Machine – published by Pushkin Press ONE, August 6th 2020

A haunting story of guilt and blame in the wake of a drowning, the first novel by the author of Spectacle

Susan Steinberg’s first novel, Machine, is a dazzling and innovative leap forward for a writer whose most recent book, Spectacle, gained her a rapturous following. Machine revolves around a group of teenagers—both locals and wealthy out-of-towners—during a single summer at the shore. Steinberg captures the pressures and demands of this world in a voice that effortlessly slides from collective to singular, as one girl recounts a night on which another girl drowned. Hoping to assuage her guilt and evade a similar fate, she pieces together the details of this tragedy, as well as the breakdown of her own family, and learns that no one, not even she, is blameless.

A daring stylist, Steinberg contrasts semicolon-studded sentences with short lines that race down the page. This restless approach gains focus and power through a sharply drawn narrative that ferociously interrogates gender, class, privilege, and the disintegration of identity in the shadow of trauma. Machine is the kind of novel—relentless and bold—that only Susan Steinberg could have written.

Find it on Goodreads.

Verdict: Incredible prose, wonderful structure, slightly too vague maybe..

Rating: 4 out of 5.

A girl is dead.
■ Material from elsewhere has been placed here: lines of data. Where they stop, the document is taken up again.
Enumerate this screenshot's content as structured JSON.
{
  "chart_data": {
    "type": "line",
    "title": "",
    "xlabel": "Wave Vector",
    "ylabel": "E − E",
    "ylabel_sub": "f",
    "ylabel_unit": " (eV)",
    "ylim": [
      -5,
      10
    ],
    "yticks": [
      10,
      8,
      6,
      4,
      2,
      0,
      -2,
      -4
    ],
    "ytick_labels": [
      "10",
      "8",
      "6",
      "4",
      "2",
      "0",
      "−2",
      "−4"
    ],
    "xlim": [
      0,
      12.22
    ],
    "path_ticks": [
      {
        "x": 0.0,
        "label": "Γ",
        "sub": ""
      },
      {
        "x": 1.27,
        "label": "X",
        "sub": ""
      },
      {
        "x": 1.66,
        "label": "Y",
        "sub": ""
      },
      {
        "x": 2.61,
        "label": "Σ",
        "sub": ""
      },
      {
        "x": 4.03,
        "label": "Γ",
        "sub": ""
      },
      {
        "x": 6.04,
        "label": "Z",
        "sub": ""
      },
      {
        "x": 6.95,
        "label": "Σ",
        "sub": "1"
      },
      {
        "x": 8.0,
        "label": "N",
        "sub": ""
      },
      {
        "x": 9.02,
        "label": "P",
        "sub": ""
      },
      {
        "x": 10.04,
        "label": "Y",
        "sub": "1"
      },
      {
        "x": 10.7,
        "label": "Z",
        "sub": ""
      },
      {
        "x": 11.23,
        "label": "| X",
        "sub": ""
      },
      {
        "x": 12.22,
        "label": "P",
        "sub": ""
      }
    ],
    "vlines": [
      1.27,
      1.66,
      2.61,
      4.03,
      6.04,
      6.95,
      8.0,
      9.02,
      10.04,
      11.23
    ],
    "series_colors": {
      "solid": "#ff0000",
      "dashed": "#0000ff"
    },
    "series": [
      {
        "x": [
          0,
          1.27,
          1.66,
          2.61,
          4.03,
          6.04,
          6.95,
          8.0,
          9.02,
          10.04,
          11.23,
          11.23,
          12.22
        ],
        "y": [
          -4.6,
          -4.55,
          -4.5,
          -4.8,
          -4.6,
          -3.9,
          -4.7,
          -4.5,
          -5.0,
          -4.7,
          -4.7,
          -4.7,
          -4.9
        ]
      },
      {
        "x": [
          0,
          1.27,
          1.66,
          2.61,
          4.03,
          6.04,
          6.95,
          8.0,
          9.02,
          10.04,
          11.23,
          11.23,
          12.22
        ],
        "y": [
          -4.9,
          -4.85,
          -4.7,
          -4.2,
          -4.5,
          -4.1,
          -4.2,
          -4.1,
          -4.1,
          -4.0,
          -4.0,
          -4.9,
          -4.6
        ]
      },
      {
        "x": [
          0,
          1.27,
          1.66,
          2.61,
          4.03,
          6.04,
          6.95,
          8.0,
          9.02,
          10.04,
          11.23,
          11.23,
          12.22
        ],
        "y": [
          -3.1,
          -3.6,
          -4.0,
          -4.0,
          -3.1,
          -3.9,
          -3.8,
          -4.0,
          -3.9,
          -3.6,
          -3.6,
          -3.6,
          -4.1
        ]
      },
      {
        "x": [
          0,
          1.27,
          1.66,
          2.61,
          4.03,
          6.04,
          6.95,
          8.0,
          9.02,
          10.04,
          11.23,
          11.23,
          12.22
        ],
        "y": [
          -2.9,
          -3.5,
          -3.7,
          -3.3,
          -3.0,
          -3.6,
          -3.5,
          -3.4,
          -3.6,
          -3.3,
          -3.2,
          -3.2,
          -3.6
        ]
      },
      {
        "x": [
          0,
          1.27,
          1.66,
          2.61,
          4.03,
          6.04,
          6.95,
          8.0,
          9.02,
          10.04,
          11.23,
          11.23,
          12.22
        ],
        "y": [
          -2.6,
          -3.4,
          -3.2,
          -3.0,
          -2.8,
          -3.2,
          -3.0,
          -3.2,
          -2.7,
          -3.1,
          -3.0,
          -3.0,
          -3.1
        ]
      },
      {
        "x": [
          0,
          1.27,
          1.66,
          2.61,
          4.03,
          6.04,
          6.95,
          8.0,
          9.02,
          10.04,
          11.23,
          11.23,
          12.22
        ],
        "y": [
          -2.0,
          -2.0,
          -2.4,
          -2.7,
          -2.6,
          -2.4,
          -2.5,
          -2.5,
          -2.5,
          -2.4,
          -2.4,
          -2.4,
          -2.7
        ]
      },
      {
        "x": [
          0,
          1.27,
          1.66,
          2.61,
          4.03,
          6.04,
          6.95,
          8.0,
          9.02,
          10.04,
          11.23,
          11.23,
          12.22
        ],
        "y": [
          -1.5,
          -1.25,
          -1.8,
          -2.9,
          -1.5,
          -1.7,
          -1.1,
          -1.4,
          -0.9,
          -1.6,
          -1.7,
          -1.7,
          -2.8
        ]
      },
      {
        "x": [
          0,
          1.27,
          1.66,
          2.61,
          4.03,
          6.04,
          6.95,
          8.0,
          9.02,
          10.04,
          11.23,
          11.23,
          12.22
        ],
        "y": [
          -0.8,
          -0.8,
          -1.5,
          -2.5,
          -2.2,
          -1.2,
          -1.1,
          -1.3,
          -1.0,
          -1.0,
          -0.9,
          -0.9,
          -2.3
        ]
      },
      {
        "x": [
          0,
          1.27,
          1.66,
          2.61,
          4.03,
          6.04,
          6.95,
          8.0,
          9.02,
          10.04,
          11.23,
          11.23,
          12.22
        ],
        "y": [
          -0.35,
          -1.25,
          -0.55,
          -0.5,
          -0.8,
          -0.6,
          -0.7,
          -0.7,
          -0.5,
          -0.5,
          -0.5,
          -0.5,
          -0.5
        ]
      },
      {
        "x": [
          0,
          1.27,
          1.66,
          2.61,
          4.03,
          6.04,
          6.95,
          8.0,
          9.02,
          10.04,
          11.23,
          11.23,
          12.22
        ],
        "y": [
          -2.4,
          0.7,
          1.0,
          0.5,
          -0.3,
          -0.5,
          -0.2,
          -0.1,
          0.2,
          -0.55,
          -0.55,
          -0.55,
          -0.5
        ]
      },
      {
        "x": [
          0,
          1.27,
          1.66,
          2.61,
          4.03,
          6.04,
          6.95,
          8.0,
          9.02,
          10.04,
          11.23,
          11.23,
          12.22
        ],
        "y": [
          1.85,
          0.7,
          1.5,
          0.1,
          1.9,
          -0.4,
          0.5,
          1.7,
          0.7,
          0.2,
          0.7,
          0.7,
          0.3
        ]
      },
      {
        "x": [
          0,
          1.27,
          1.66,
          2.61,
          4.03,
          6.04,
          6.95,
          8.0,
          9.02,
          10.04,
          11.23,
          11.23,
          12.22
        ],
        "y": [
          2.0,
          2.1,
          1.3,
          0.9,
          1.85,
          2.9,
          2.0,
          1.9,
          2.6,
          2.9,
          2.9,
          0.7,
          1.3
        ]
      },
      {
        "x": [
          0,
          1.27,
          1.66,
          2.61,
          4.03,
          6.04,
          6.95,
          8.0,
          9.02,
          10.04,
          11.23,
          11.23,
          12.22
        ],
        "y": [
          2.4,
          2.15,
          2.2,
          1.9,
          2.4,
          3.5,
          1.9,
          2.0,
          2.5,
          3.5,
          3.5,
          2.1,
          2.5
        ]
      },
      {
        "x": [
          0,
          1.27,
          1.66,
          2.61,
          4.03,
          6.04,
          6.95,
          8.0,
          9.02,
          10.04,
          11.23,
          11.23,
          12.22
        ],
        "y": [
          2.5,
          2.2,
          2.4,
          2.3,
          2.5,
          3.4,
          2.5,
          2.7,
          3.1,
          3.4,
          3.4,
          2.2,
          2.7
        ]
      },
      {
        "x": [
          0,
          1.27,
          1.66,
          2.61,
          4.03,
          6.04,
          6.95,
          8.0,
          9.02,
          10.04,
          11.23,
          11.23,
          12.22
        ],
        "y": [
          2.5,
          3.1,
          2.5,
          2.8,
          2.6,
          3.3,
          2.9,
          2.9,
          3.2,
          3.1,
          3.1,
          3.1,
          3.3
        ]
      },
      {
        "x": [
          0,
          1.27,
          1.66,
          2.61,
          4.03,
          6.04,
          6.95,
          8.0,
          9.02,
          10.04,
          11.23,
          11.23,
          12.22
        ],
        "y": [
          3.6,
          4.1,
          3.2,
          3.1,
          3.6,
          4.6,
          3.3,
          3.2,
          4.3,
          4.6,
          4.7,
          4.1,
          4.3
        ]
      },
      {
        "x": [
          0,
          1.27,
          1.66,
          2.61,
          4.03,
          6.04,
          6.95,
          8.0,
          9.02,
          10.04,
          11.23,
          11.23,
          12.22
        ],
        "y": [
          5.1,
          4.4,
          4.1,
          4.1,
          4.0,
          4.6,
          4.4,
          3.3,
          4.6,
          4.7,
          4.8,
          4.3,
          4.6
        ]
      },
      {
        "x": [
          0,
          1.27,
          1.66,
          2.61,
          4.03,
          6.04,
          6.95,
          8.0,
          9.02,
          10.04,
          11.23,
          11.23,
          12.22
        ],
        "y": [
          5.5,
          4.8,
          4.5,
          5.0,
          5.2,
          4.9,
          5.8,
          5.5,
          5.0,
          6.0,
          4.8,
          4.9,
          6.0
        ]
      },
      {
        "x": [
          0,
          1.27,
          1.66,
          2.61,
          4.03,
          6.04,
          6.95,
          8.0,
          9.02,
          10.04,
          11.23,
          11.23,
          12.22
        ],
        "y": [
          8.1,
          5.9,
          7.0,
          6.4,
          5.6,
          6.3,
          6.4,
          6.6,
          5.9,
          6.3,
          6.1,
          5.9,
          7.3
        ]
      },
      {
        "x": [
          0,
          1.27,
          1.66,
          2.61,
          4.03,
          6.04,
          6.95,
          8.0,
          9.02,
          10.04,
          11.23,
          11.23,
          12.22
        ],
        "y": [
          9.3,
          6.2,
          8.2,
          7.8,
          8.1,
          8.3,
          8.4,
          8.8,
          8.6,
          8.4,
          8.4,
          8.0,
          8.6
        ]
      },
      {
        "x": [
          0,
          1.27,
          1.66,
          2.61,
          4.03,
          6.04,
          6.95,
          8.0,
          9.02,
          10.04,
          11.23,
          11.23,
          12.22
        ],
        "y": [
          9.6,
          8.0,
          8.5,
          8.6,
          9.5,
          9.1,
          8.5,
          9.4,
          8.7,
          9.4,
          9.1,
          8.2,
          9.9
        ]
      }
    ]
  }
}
She died by drowning at night while the rich kids kept partying on around her. This event is one of many that make the main character’s summer one that chances everything about her life. Still, the dead girl is incidental to the central narrative, even though it grounds the book as main character cannot seem to see outside her own head. Set during the summer in a coastal town, this book deals with trauma and privilege and guilt and toxic masculinity.

The book is told mostly in short, fragmented sentences, seperated from each other by semi-colons – and for me this prose choice made the book compulsively readable and stronger than it would have otherwise been. I am a sucker for interesting stylistic choices and for books told unchronologically – which this was, going backward and forward in time, talking about things that happened or that could have happened or that might still happen. This is not a book for everyone – but it was very much my kind of thing. The characters are all deeply, deeply unlikable and as we stay closely in the unnamed narrator’s head, nobody except for her is fully fleshed out. The book remains vague but purposefully so – for me this worked because I always felt like the author knew what she was doing. I trusted her to lead me through the labyrinthian narrative and I thought she stuck the landing in a way that made this a very satisfying reading experience.

Content warnings: death by drowning, drug abuse, underage drinking, sexual assault, domestic abuse, psychological abuse

I received an ARC of this book courtesy of NetGalley and the publisher in exchange for an honest review.